A box contains four 40W light bulbs, five 60W bulbs and six 75W bulbs.
If two bulbs are randomly selected from the box of light bulbs, and at least one of them is found to be rated 75W, what is the probability that both of them are 75-W bulbs? $$ P(X=2\mid X\geq1)=\frac{P(X=2)}{P(X\geq1)}=\frac{P(X=2)}{1-P(X=0)} $$
I did not follow this solution Isn't P(A|B) = P(A and B)/P(B)
Why is there no "and" component in the given solution?
My foundation for probability is extremely weak so I apologize if this question is a bit too basic or something. And due to low reputation (extremely new here) I couldn't just ask this in a comment on the solution :)
I wasn't able to follow the analysis in your question.

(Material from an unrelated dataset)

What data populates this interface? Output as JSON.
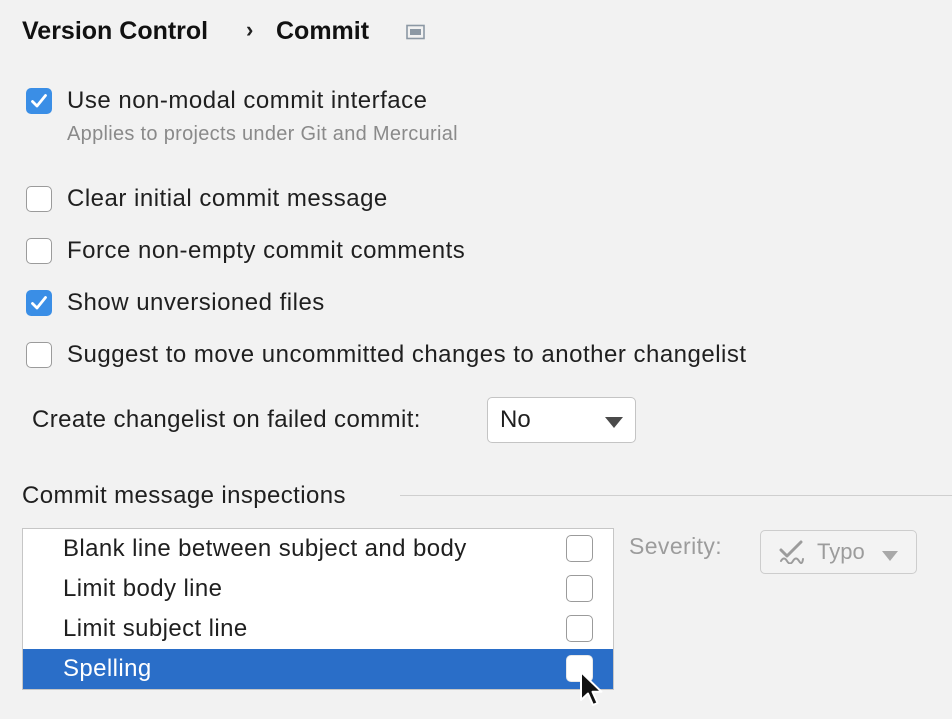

Therefore, I answered your question from scratch.
$A$ is event that both are 75w.
$B$ is event that at least one is 75w.
By Bayes Theorem $\displaystyle P(A|B) = \frac{p(AB)}{p(B)}$.
$p(B)$ can be computed by considering that there may be either one or two 75w bulbs.
$\displaystyle p(B) = \frac{\binom{6}{1}\binom{9}{1}}{\binom{15}{2}} + \frac{\binom{6}{2}}{\binom{15}{2}}.$
$\displaystyle p(AB) = \frac{\binom{6}{2}}{\binom{15}{2}}.$